Hong Kong-based entrepreneur Also Sprach Analyst, a blogger with a good eye for economic reality and a keen sense of BS, praised China's very real achievements last week: 'It used to be that Hongkongers would go to China to purchase really cheap stuff. Now, it is the mainland Chinese who come to Hong Kong to buy really expensive stuff [in his italics] ... Today, it is almost as if this city would have died if the Chinese economy did not grow as it did.
'For 30 years or more, the Chinese economy has defied 'gravity', has never been in recession, and has lifted enormous numbers of people out of poverty ... Before the story of 'China as the forthcoming greatest economic power', many held the impression that Chinese companies were either not well run, or were run by crooks, who cooked their books and/or produced very inferior products simply to rip people off.
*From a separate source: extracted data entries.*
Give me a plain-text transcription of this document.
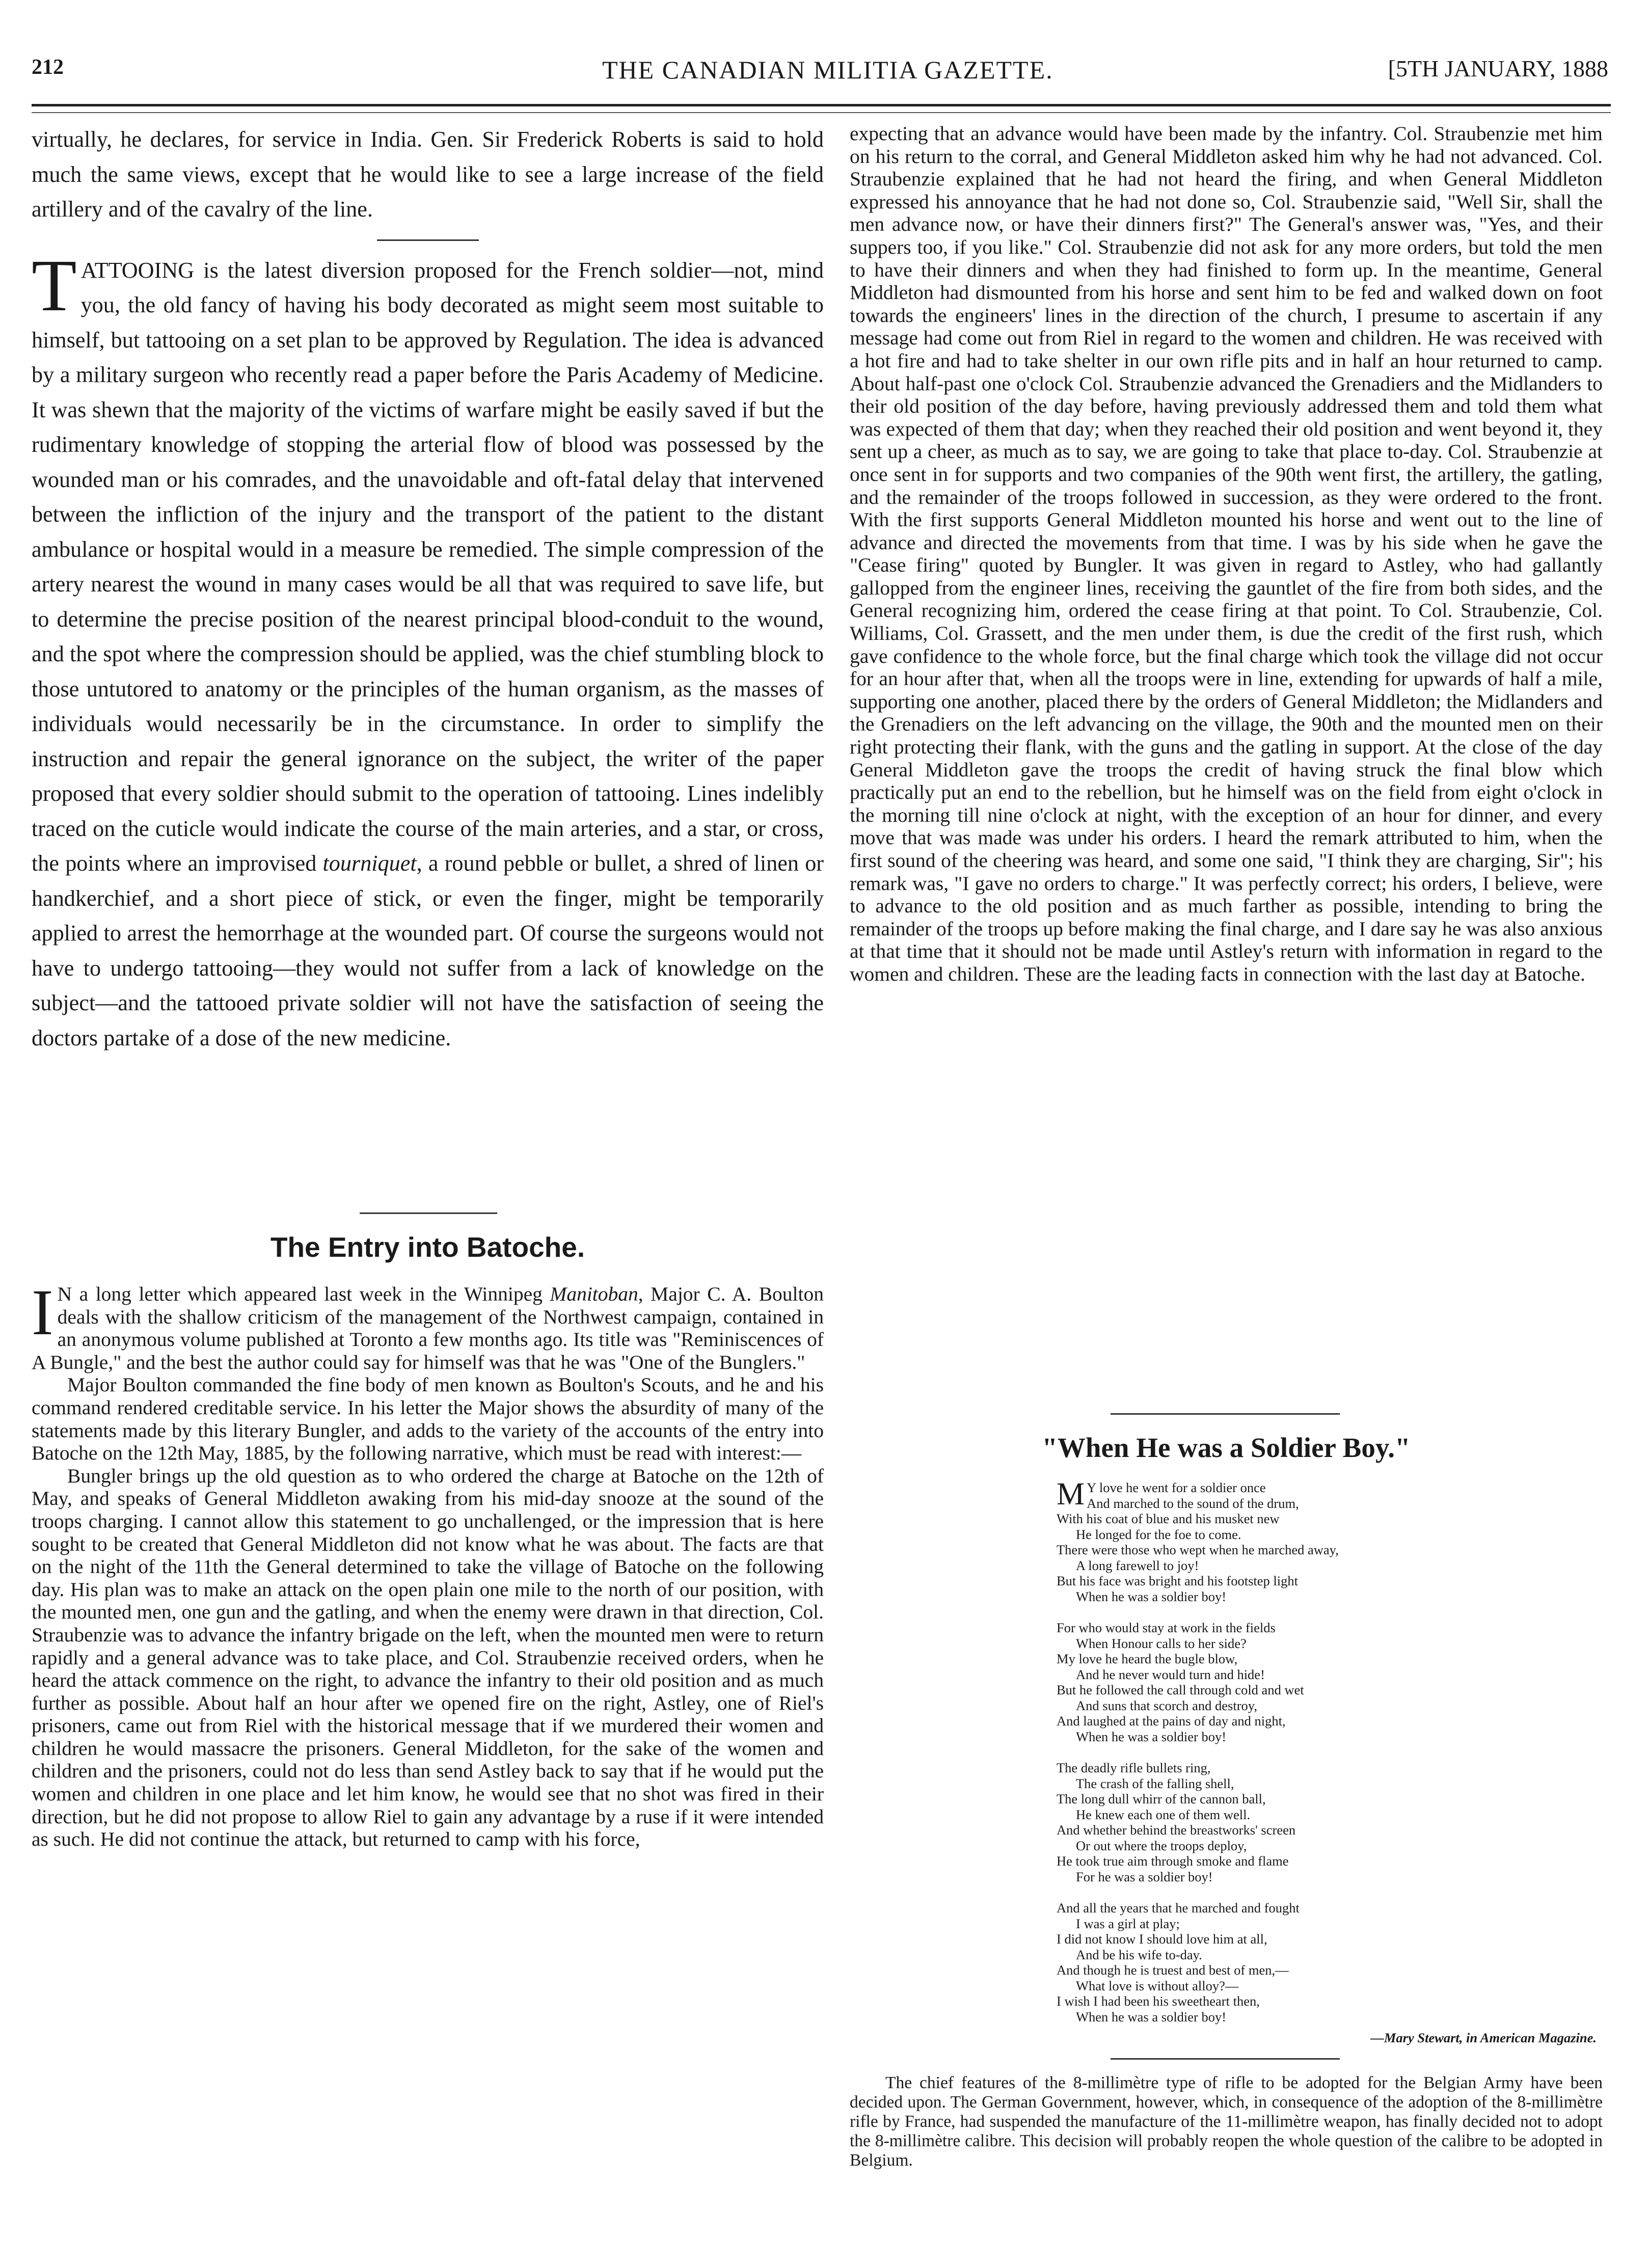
212	THE CANADIAN MILITIA GAZETTE.	[5TH JANUARY, 1888

virtually, he declares, for service in India. Gen. Sir Frederick Roberts is said to hold much the same views, except that he would like to see a large increase of the field artillery and of the cavalry of the line.

TATTOOING is the latest diversion proposed for the French soldier—not, mind you, the old fancy of having his body decorated as might seem most suitable to himself, but tattooing on a set plan to be approved by Regulation. The idea is advanced by a military surgeon who recently read a paper before the Paris Academy of Medicine. It was shewn that the majority of the victims of warfare might be easily saved if but the rudimentary knowledge of stopping the arterial flow of blood was possessed by the wounded man or his comrades, and the unavoidable and oft-fatal delay that intervened between the infliction of the injury and the transport of the patient to the distant ambulance or hospital would in a measure be remedied. The simple compression of the artery nearest the wound in many cases would be all that was required to save life, but to determine the precise position of the nearest principal blood-conduit to the wound, and the spot where the compression should be applied, was the chief stumbling block to those untutored to anatomy or the principles of the human organism, as the masses of individuals would necessarily be in the circumstance. In order to simplify the instruction and repair the general ignorance on the subject, the writer of the paper proposed that every soldier should submit to the operation of tattooing. Lines indelibly traced on the cuticle would indicate the course of the main arteries, and a star, or cross, the points where an improvised tourniquet, a round pebble or bullet, a shred of linen or handkerchief, and a short piece of stick, or even the finger, might be temporarily applied to arrest the hemorrhage at the wounded part. Of course the surgeons would not have to undergo tattooing—they would not suffer from a lack of knowledge on the subject—and the tattooed private soldier will not have the satisfaction of seeing the doctors partake of a dose of the new medicine.

The Entry into Batoche.

I N a long letter which appeared last week in the Winnipeg Manitoban, Major C. A. Boulton deals with the shallow criticism of the management of the Northwest campaign, contained in an anonymous volume published at Toronto a few months ago. Its title was "Reminiscences of A Bungle," and the best the author could say for himself was that he was "One of the Bunglers."

Major Boulton commanded the fine body of men known as Boulton's Scouts, and he and his command rendered creditable service. In his letter the Major shows the absurdity of many of the statements made by this literary Bungler, and adds to the variety of the accounts of the entry into Batoche on the 12th May, 1885, by the following narrative, which must be read with interest:—

Bungler brings up the old question as to who ordered the charge at Batoche on the 12th of May, and speaks of General Middleton awaking from his mid-day snooze at the sound of the troops charging. I cannot allow this statement to go unchallenged, or the impression that is here sought to be created that General Middleton did not know what he was about. The facts are that on the night of the 11th the General determined to take the village of Batoche on the following day. His plan was to make an attack on the open plain one mile to the north of our position, with the mounted men, one gun and the gatling, and when the enemy were drawn in that direction, Col. Straubenzie was to advance the infantry brigade on the left, when the mounted men were to return rapidly and a general advance was to take place, and Col. Straubenzie received orders, when he heard the attack commence on the right, to advance the infantry to their old position and as much further as possible. About half an hour after we opened fire on the right, Astley, one of Riel's prisoners, came out from Riel with the historical message that if we murdered their women and children he would massacre the prisoners. General Middleton, for the sake of the women and children and the prisoners, could not do less than send Astley back to say that if he would put the women and children in one place and let him know, he would see that no shot was fired in their direction, but he did not propose to allow Riel to gain any advantage by a ruse if it were intended as such. He did not continue the attack, but returned to camp with his force,

expecting that an advance would have been made by the infantry. Col. Straubenzie met him on his return to the corral, and General Middleton asked him why he had not advanced. Col. Straubenzie explained that he had not heard the firing, and when General Middleton expressed his annoyance that he had not done so, Col. Straubenzie said, "Well Sir, shall the men advance now, or have their dinners first?" The General's answer was, "Yes, and their suppers too, if you like." Col. Straubenzie did not ask for any more orders, but told the men to have their dinners and when they had finished to form up. In the meantime, General Middleton had dismounted from his horse and sent him to be fed and walked down on foot towards the engineers' lines in the direction of the church, I presume to ascertain if any message had come out from Riel in regard to the women and children. He was received with a hot fire and had to take shelter in our own rifle pits and in half an hour returned to camp. About half-past one o'clock Col. Straubenzie advanced the Grenadiers and the Midlanders to their old position of the day before, having previously addressed them and told them what was expected of them that day; when they reached their old position and went beyond it, they sent up a cheer, as much as to say, we are going to take that place to-day. Col. Straubenzie at once sent in for supports and two companies of the 90th went first, the artillery, the gatling, and the remainder of the troops followed in succession, as they were ordered to the front. With the first supports General Middleton mounted his horse and went out to the line of advance and directed the movements from that time. I was by his side when he gave the "Cease firing" quoted by Bungler. It was given in regard to Astley, who had gallantly gallopped from the engineer lines, receiving the gauntlet of the fire from both sides, and the General recognizing him, ordered the cease firing at that point. To Col. Straubenzie, Col. Williams, Col. Grassett, and the men under them, is due the credit of the first rush, which gave confidence to the whole force, but the final charge which took the village did not occur for an hour after that, when all the troops were in line, extending for upwards of half a mile, supporting one another, placed there by the orders of General Middleton; the Midlanders and the Grenadiers on the left advancing on the village, the 90th and the mounted men on their right protecting their flank, with the guns and the gatling in support. At the close of the day General Middleton gave the troops the credit of having struck the final blow which practically put an end to the rebellion, but he himself was on the field from eight o'clock in the morning till nine o'clock at night, with the exception of an hour for dinner, and every move that was made was under his orders. I heard the remark attributed to him, when the first sound of the cheering was heard, and some one said, "I think they are charging, Sir"; his remark was, "I gave no orders to charge." It was perfectly correct; his orders, I believe, were to advance to the old position and as much farther as possible, intending to bring the remainder of the troops up before making the final charge, and I dare say he was also anxious at that time that it should not be made until Astley's return with information in regard to the women and children. These are the leading facts in connection with the last day at Batoche.

"When He was a Soldier Boy."
M Y love he went for a soldier once
And marched to the sound of the drum,
With his coat of blue and his musket new
He longed for the foe to come.
There were those who wept when he marched away,
A long farewell to joy!
But his face was bright and his footstep light
When he was a soldier boy!
For who would stay at work in the fields
When Honour calls to her side?
My love he heard the bugle blow,
And he never would turn and hide!
But he followed the call through cold and wet
And suns that scorch and destroy,
And laughed at the pains of day and night,
When he was a soldier boy!
The deadly rifle bullets ring,
The crash of the falling shell,
The long dull whirr of the cannon ball,
He knew each one of them well.
And whether behind the breastworks' screen
Or out where the troops deploy,
He took true aim through smoke and flame
For he was a soldier boy!
And all the years that he marched and fought
I was a girl at play;
I did not know I should love him at all,
And be his wife to-day.
And though he is truest and best of men,—
What love is without alloy?—
I wish I had been his sweetheart then,
When he was a soldier boy!
—Mary Stewart, in American Magazine.

The chief features of the 8-millimètre type of rifle to be adopted for the Belgian Army have been decided upon. The German Government, however, which, in consequence of the adoption of the 8-millimètre rifle by France, had suspended the manufacture of the 11-millimètre weapon, has finally decided not to adopt the 8-millimètre calibre. This decision will probably reopen the whole question of the calibre to be adopted in Belgium.
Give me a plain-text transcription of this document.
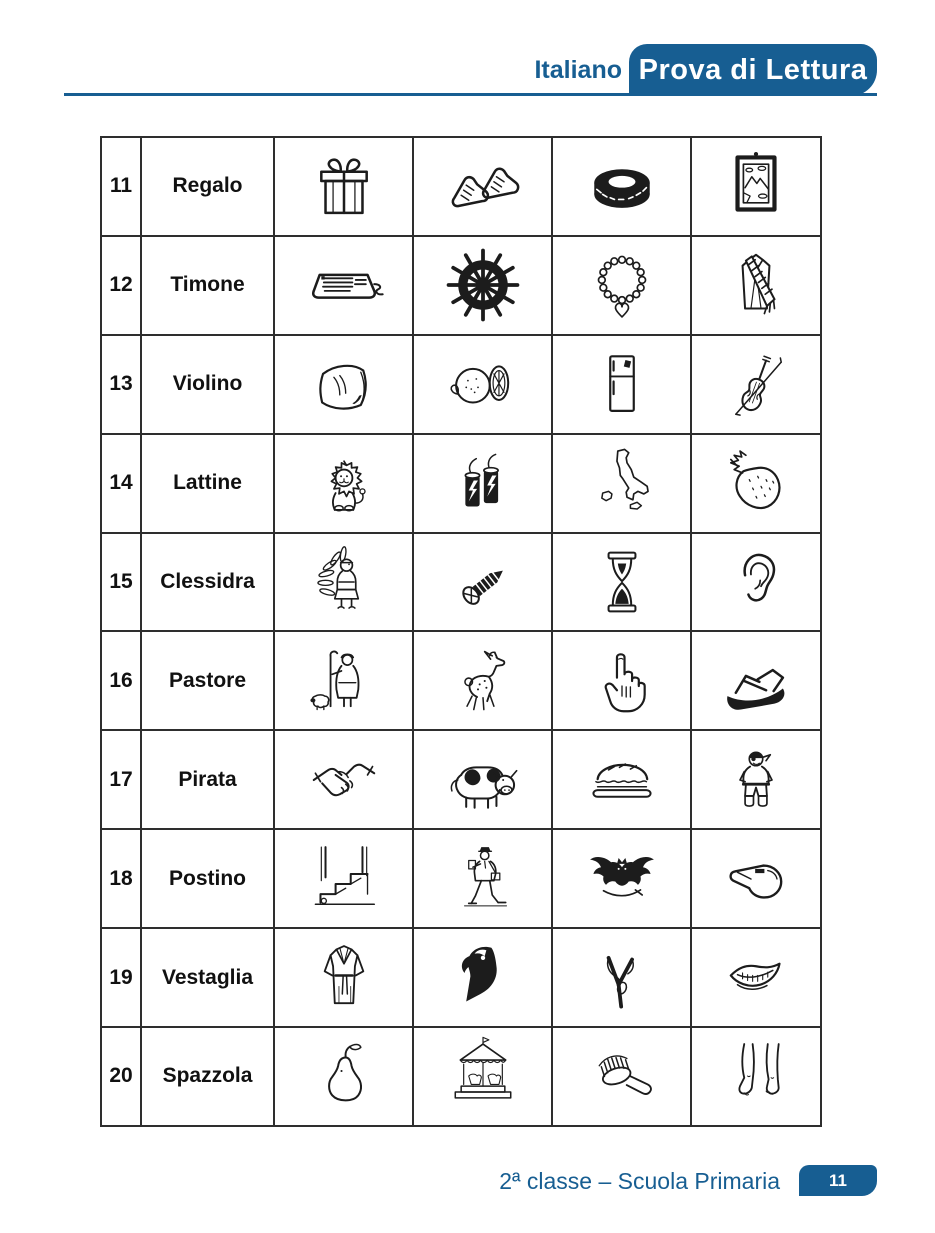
Italiano Prova di Lettura
11	Regalo
12	Timone
13	Violino
14	Lattine
15	Clessidra
16	Pastore
17	Pirata
18	Postino
19	Vestaglia
20	Spazzola
2ª classe – Scuola Primaria	11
'These are the problems of China's past. But if they sound familiar to you, that's because they are what increasing numbers of people are talking about now. China is still full of businessmen who make crap products that are dangerous for human consumption. Corruption is as serious as it was, if not more so. You still have to bribe officials ... and government officials cannot have a successful career without being corrupt.
'The only difference ... is that people ignore it now, because the extraordinary bull market and the seemingly unstoppable economic growth has created a China cult.'
The China cult is still strong. Former US diplomat Andy Rothman, who is China strategist for CLSA, self-proclaimed 'Asia's independent voice', issued a report in May that tried to 'debunk 16 commonly held misconceptions about China'.
According to Rothman, almost everything in China's economic garden is coming up roses: the country is not export-driven; it is the 'world's best consumption story with an entrepreneur-driven economy'; a banking crisis is unlikely in the near term; growth will be 8.5 per cent; local government debt is not a time bomb; there is no property bubble or 'shadow' bank; the yuan is not grossly undervalued; manufacturing is still competitive; and the only real worry is the rule of law.
Rothman's optimism has been debunked. The World Bank produced a report earlier this year in conjunction with the State Council's Development Research Centre, in which Li is closely involved, suggesting the need for major restructuring reforms if China is to fulfil its economic potential as well as the hopes and dreams of its 1.3 billion people.
Now that the country is entering a phoney political period where little gets done, it will take a brave leader to assert himself and tackle the economic issues.